Power coming soon……..
Today I tweeted and asked what is the difference between self esteem, self confidence and assertiveness. These are key attributes that everyone needs in order to feel positive about themselves and to allow you to establish and maintain good working relationships with others, regardless of whether these are business or personal relationships.
Self esteem is “a realistic respect for, or favourable impression of oneself, or self-respect” , and at times could be “an inordinately or exaggeratedly favourable impression of oneself” @Dictionary.com.
Do you have a healthy respect for yourself? Do you recognise your favourable qualities? If you do, you can refer to these qualities when you are feeling low, rejected or when someone has made a negative comment about you. The problem occurs if you have a negative self-image and so low self esteem. If you think you’re unattractive, too fat, too thin, aren’t very clever etc, then you have no positive reserves to fall back on, and this can stop you taking risks or pushing yourself forward, whether in a job or a relationship.
In my career of teaching, training and coaching, I have used an idea of Jenny Mosley’s (Quality Circle Time), to get people to really think about how they see themselves. Take a moment now, and think of all the positive things about you and imagine each one as a gold coin. Do you have a hefty pile in your hand or only one or two to fall back on. If the latter is the case, why would you take a risk and possibly fail? All it would do, is confirm that you were unattractive, s/he wouldn’t like you etc. If it was the former, then you would most probably say oh well, it was worth a try and dust yourself off and move on!
Self confidence is “realistic confidence in one’s own judgement, ability, power etc” or “an excessive or inflated confidence ” in oneself @Dictionary.com. I was discussing the ability to come across as confident, yet still have low self esteem, and low self-confidence in some areas of life, with a group of people the other day, and each outlined an area where they felt they wouldn’t succeed in, including having an intimate relationship with someone. From an outsiders’ perspective, these women appeared confident and assertive in their ability to take on challenges, most had well paid jobs, and made sound judgements regarding work and areas of their personal life. However, each was quick to point out that “I’ve never been very good at…”, or “I can’t…”. and quickly became irritated or despondent when questioned further and encouraged to see beyond this potential stumbling block. You may have low self esteem in the area of relationships, but be very self confident in other things such as your ability to organise a house move, or to negotiate the best price when buying a new car. You KNOW and TRUST in your ability and judgment in these areas, and will appear confident to others and they will assume this confidence applies to all areas of your life. Where are you less confident? Do others know about this? If not, how do you mask it and is it to your detriment?

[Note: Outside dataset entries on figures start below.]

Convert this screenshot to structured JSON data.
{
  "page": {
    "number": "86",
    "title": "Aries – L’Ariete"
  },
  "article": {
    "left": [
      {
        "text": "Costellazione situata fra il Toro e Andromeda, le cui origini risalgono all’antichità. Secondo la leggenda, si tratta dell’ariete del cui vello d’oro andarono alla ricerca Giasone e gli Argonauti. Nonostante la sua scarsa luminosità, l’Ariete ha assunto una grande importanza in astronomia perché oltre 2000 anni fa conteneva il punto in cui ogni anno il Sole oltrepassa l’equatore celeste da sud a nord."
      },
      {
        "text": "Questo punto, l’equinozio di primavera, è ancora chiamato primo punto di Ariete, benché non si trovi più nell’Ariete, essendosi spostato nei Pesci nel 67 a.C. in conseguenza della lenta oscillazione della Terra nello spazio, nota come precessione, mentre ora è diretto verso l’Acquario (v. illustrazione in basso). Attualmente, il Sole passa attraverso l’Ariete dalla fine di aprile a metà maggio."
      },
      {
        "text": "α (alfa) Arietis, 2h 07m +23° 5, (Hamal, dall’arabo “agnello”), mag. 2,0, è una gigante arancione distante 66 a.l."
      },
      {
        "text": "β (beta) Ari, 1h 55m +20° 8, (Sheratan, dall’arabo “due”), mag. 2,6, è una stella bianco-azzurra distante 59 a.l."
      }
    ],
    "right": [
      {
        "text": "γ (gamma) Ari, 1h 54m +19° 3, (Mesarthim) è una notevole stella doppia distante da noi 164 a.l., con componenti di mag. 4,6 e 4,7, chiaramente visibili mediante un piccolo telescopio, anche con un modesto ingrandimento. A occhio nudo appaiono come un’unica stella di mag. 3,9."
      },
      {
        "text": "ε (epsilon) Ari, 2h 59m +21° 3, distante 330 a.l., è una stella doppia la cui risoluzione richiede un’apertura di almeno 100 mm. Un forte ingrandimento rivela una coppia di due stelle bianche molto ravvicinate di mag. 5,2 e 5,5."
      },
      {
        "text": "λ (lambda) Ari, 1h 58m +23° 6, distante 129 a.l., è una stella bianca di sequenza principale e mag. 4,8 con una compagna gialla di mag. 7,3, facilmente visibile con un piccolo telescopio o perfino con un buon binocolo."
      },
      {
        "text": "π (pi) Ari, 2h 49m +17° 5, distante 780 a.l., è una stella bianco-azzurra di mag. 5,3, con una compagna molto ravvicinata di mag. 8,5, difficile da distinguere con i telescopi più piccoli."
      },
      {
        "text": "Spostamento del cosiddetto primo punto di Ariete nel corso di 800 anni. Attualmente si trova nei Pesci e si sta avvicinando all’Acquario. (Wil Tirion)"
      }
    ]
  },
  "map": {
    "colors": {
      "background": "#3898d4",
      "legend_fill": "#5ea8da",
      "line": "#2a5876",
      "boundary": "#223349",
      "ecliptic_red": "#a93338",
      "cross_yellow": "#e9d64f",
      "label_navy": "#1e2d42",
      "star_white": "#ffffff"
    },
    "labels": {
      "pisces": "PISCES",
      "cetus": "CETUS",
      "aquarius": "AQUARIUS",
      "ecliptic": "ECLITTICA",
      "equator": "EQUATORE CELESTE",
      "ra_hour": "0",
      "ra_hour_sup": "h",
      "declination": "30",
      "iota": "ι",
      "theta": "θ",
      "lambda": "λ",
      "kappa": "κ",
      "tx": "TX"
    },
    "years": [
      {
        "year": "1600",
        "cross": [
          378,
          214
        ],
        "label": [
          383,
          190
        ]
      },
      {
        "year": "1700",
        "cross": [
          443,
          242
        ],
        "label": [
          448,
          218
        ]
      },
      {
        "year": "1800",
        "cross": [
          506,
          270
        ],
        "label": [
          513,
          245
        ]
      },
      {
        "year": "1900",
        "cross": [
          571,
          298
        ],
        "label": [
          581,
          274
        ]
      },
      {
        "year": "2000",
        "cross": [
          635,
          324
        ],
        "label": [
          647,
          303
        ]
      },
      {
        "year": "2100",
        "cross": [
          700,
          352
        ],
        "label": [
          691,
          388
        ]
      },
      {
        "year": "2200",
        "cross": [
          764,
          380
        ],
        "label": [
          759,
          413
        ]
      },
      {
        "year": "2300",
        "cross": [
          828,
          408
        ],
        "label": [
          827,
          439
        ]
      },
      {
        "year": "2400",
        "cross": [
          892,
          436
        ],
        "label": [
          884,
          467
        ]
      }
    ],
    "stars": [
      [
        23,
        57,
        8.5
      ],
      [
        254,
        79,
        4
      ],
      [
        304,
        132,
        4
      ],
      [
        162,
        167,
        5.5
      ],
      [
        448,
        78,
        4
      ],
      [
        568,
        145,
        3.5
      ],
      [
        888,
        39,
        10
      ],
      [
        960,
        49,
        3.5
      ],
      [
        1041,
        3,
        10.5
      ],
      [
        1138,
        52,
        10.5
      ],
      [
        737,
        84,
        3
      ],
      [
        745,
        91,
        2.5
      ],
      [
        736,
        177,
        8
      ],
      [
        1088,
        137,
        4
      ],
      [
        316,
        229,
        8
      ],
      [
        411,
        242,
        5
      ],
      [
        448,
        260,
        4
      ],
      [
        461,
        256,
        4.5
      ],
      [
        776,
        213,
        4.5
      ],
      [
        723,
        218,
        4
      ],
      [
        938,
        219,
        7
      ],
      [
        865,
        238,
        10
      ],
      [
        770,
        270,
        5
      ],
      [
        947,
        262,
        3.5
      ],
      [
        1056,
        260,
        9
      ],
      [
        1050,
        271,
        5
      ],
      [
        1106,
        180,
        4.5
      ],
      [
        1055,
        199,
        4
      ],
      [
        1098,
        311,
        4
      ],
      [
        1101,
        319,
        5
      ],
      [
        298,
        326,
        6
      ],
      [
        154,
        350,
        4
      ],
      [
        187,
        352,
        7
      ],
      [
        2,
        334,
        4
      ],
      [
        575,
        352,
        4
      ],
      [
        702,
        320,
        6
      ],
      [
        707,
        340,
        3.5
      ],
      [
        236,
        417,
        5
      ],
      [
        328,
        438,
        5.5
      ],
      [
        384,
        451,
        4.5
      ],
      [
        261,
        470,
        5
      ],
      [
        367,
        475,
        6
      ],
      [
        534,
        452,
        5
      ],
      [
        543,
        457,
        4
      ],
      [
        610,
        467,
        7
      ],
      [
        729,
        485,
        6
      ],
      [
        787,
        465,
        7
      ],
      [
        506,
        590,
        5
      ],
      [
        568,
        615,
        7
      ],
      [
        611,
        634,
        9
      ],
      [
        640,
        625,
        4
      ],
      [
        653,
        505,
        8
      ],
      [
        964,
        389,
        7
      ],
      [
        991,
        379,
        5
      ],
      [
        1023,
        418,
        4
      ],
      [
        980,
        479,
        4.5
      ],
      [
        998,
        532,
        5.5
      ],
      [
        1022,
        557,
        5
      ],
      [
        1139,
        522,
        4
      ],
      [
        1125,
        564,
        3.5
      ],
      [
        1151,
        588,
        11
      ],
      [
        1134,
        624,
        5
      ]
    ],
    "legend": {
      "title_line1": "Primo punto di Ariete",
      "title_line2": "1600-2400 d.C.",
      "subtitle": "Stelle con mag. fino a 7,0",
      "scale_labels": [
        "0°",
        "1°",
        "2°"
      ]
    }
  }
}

Assertiveness focuses on your actions, words and interaction with another person. Do others see you as confident, self-assured, or bordering on being aggressive. There is a fine line between assertiveness and aggression and often it is down to the other person’s perception of you as to which type of behaviour they think they have seen. It is very subjective and is a key skill that can be taught and is often a component of company management training programmes, as well as individual coaching.
Assertiveness is knowing your rights and responsibilities and standing up for them. This means understanding the potential consequences of your actions, and in my next blog, I will explore some of the rights and responsibilities we all have. Crucially, assertiveness is also about understanding that other people have rights and making sure you don’t violate those.